Notice carefully, and don’t be deceived by those who teach falsely that the Law of the Ten Commandments has been abolished. Paul says here that ALL sinned; that all incurred the DEATH penalty BECAUSE they had sinned; and that there is no penalty if there is no law. THEREFORE, SINCE there was a death penalty, there had to be a LAW. But then, Paul says that that situation already existed before the “law” was in the world. How clear–he is talking about TWO different sets of law! The law which came into the world had to be different from the law which already existed from the time of Adam.
Paul continued in verse 20: “Moreover the law entered that the offense might abound.” What law entered? What law was added? NOT the Law of the Ten Commandments, which was in force and effect since Adam, but the sacrificial law system which “entered” or was “added” more than 430 years after Abraham’s covenant with God.
The Bible does not contradict itself. One Scripture does not “break” or “make of no effect” another Scripture (John 10:35). A law was added because of transgressions. This law cannot be the Ten Commandments.

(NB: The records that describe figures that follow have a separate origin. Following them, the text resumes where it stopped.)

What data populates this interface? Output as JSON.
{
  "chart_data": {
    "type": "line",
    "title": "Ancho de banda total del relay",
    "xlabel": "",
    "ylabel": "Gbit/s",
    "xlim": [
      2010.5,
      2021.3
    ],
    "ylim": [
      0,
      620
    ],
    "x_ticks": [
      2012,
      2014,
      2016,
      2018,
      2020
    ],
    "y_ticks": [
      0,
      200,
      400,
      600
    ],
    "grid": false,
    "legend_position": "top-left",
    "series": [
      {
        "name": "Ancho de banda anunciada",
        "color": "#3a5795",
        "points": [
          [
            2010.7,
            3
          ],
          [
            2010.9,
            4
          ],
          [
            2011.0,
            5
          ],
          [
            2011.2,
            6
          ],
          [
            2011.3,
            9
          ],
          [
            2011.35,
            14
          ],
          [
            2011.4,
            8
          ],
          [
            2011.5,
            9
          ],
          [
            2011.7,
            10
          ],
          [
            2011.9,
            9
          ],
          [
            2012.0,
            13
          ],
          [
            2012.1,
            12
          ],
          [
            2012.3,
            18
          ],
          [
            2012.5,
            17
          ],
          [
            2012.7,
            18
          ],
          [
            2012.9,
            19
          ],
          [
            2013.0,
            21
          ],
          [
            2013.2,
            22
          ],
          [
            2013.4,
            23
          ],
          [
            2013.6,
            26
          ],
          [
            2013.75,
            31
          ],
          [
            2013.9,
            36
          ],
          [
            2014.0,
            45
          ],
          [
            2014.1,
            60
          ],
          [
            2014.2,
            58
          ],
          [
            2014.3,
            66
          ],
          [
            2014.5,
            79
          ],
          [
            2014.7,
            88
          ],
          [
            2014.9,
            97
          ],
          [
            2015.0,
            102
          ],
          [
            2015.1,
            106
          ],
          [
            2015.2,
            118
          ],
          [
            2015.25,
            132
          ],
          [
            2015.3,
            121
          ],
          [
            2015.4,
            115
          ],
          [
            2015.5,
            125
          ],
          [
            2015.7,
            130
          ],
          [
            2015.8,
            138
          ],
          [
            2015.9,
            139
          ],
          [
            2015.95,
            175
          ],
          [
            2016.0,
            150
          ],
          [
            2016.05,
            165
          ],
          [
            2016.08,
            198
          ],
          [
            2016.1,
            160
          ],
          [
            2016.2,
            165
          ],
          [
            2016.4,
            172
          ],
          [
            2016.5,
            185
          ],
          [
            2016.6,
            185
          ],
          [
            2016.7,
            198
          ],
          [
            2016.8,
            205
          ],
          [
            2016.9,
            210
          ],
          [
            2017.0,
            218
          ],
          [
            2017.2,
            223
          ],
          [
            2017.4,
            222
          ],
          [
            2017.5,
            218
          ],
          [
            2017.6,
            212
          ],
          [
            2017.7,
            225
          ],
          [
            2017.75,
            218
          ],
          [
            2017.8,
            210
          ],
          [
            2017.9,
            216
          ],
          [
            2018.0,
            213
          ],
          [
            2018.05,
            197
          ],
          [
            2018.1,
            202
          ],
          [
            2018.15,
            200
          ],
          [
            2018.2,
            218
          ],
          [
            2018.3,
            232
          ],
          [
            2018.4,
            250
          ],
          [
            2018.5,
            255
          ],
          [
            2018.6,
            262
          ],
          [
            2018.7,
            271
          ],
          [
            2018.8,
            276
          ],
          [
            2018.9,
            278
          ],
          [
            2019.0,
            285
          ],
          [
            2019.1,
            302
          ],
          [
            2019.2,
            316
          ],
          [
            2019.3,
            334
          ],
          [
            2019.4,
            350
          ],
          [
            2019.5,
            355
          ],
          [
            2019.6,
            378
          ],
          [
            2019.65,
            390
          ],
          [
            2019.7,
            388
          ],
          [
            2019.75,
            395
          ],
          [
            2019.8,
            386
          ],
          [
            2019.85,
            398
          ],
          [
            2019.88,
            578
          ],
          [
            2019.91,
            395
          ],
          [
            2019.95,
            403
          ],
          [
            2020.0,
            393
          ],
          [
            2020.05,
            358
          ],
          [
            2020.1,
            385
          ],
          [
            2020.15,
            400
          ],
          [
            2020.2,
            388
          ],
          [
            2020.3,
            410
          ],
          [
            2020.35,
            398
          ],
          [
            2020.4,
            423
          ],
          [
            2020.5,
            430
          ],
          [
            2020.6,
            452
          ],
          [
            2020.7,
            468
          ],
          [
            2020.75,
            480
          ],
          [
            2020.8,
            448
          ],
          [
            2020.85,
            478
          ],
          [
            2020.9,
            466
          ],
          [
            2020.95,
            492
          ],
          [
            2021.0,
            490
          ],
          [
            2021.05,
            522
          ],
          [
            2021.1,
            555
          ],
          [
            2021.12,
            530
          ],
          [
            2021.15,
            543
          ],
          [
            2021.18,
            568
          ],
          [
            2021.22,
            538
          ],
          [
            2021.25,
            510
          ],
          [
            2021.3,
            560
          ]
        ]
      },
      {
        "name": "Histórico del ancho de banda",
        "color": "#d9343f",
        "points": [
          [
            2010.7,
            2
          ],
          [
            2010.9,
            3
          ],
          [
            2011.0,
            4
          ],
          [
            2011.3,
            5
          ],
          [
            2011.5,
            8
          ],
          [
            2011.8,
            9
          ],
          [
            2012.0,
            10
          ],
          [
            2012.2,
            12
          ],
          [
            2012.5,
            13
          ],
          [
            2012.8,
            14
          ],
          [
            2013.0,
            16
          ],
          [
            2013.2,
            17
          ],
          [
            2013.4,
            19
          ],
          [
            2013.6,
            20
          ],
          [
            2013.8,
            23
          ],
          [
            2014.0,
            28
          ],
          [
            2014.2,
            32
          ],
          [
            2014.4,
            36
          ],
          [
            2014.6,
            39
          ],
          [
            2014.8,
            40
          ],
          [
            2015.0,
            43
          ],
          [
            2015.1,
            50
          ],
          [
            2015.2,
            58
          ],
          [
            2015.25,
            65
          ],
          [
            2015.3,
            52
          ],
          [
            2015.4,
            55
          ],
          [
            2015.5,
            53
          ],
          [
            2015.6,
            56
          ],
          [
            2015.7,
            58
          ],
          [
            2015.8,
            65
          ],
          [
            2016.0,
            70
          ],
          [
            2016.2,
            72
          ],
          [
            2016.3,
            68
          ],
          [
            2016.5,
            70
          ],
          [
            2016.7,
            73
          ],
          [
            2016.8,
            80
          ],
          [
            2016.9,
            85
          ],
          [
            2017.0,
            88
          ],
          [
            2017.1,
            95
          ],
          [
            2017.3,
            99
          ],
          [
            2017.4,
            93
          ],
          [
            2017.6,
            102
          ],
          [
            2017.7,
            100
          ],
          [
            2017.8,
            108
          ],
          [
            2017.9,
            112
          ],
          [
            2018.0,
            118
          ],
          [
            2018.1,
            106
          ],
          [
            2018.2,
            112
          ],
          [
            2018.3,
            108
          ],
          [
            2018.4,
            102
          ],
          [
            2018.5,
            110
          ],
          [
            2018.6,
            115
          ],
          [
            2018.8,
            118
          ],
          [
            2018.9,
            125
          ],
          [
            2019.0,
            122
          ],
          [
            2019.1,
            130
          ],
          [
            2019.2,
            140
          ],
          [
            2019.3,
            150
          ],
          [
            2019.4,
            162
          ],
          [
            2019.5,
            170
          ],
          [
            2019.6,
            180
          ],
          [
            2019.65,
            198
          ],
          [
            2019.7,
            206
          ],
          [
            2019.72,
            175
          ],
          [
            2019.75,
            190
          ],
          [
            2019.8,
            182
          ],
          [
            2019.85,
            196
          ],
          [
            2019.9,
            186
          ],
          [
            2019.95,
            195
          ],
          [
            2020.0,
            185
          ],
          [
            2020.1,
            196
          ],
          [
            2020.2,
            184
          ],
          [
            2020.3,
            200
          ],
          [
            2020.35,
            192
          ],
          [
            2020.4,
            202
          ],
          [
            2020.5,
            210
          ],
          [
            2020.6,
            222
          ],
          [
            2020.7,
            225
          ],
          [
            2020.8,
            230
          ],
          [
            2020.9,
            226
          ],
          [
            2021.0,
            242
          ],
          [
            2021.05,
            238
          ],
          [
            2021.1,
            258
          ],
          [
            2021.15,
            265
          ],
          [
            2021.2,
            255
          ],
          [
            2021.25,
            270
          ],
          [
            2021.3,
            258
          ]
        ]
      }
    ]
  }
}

Rather, because people had transgressed the Law of the Ten Commandments, an additional law was given to the people. Paul’s statement that the law was added because of transgression (Galatians 3:19), and that a law “entered” the world AFTER sin and death were already in the world (Romans 5:12-14, 20), refers to that part of the physical law which has to do with sacrifices and other rituals. Because the people had sinned by transgressing the spiritual LAW of the Ten Commandments, as well as those statutes and judgments which embellish those righteous commandments, ANOTHER “law” was ADDED and came into the world — the temporary physical law dealing with sacrifices and other rituals.
Professing Christians are deceived, as is the rest of the world (Revelation 12:9). If you think you are free to break God’s Law, you ARE deceived–no matter what Christian group or denomination you may claim to be a member of. “Christian” commentaries of worldly scholars add to the deception, by concocting ridiculous “explanations” in their terrible desperate attempts to contradict the clear and timeless message of Jesus Christ, which is beyond debate for those who are willing to believe and OBEY their Master. Read for yourself Christ’s words in Matthew 19:17: “But if you want to enter into life, KEEP THE COMMANDMENTS.”